BY DANA DiFILIPPO
The Cincinnati Enquirer
High dropout and truancy rates, poor academic scores and spotty community involvement have led to a crisis in Cincinnati Public Schools, Cincinnati NAACP leaders said Monday.
The civil-rights group will have a community meeting Saturday in the West End for citizens to brainstorm ways to improve the 50,000-student district.
Organizers expect more than 200 people to attend "Cincinnati Public Schools: A System in Crisis" at the West Cincinnati Presbyterian Church.
"These are horrible conditions for our students to be learning in," said Dr. Milton Hinton, president of the Cincinnati chapter of the National Association for the Advancement of Colored People. "When you look at the statistics and what appears to be the indisposition of the board to have real community involvement, it truly is an educational crisis."
Dr. Hinton says evidence of that crisis includes:
A failure of many students to advance. A third of students in kindergarten through third grade do not get promoted.
Poor proficiency-test scores and dropping SAT scores.
Crumbling school buildings and decade-old textbooks.
High dropout and truancy rates. Several high schools have as many as a quarter of their students absent or late daily. About half of all high-schoolers who enter the ninth grade in Cincinnati Public Schools drop out by senior year.
Poor turnout to the district's public meetings and a low response to a recent district survey of families, community and business leaders and district employees about their preferred qualities for a new superintendent.
School board members are indifferent to public input, and the public greets that indifference with mistrust, Dr.
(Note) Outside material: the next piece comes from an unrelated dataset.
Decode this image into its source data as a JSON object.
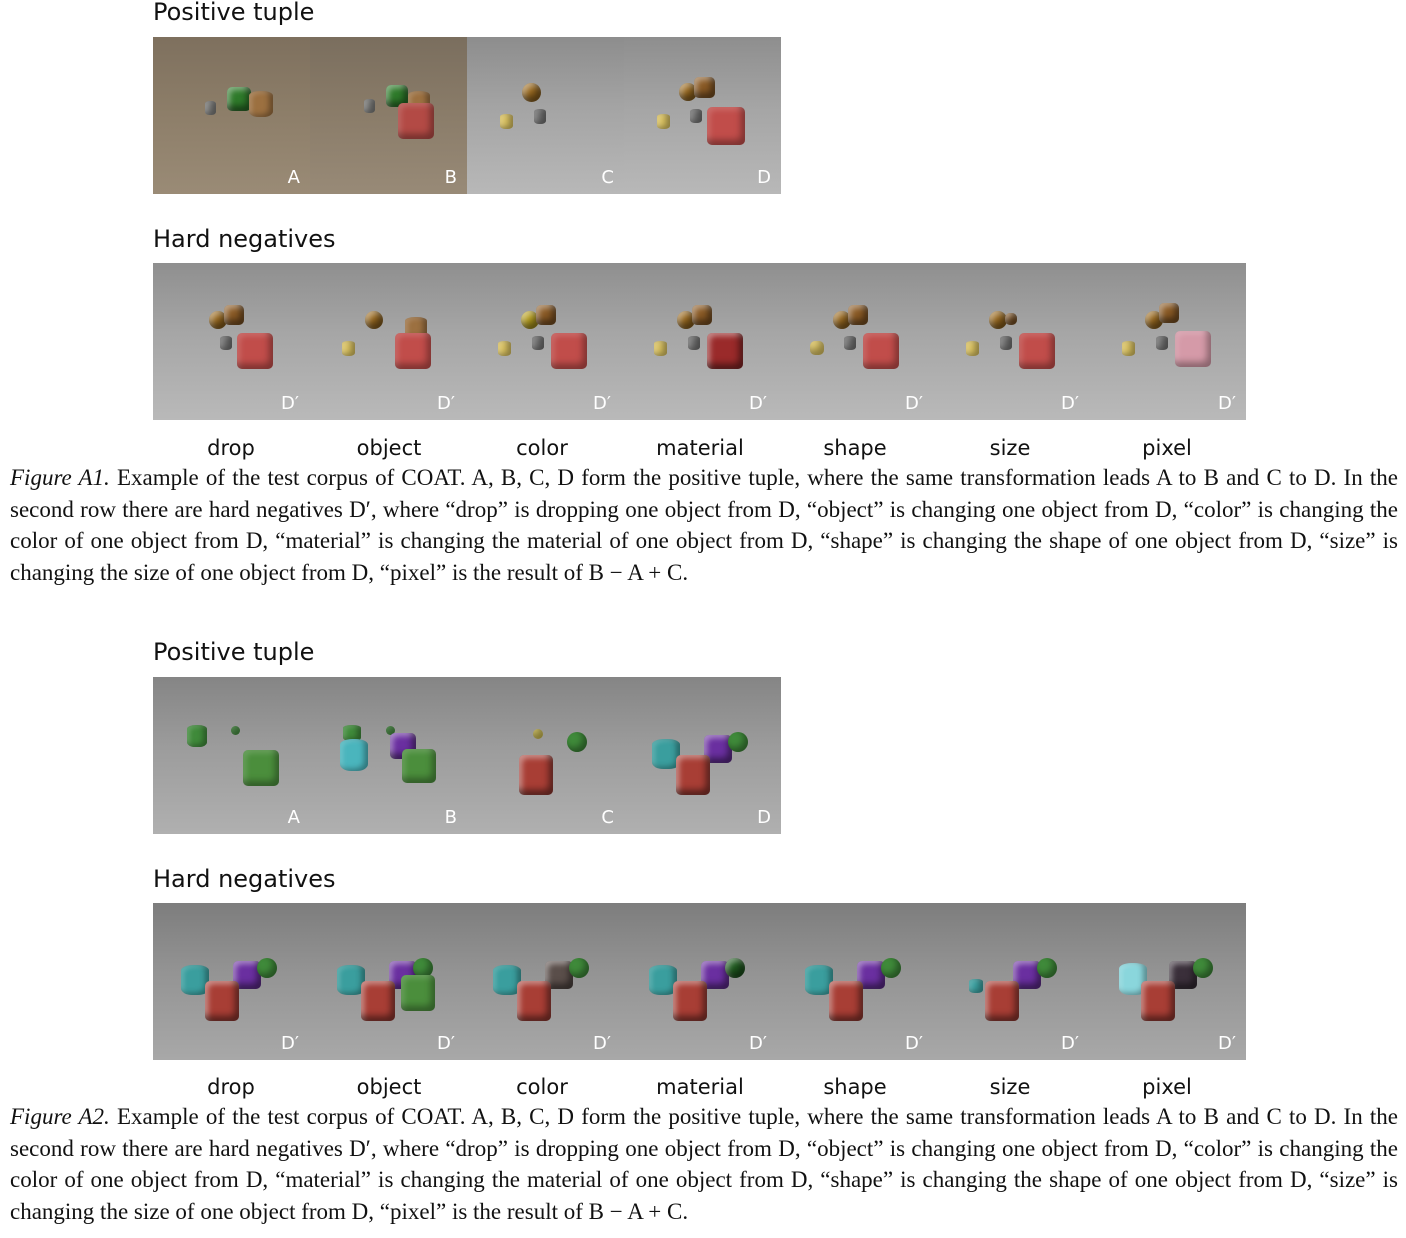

Hinton added. School board President Arthur Hull questioned the NAACP's characterization of district problems as a "crisis" and defended the board's relationship with the public. But he embraced efforts to improve the district.
"I don't think the majority of people mistrust the district," he said.
"None of us are satisfied or happy with the dropout rate and low proficiency scores. We are all seeking ways and means to find improvement in those areas. I welcome any suggestions, thoughts or observations as to how we can collectively get better."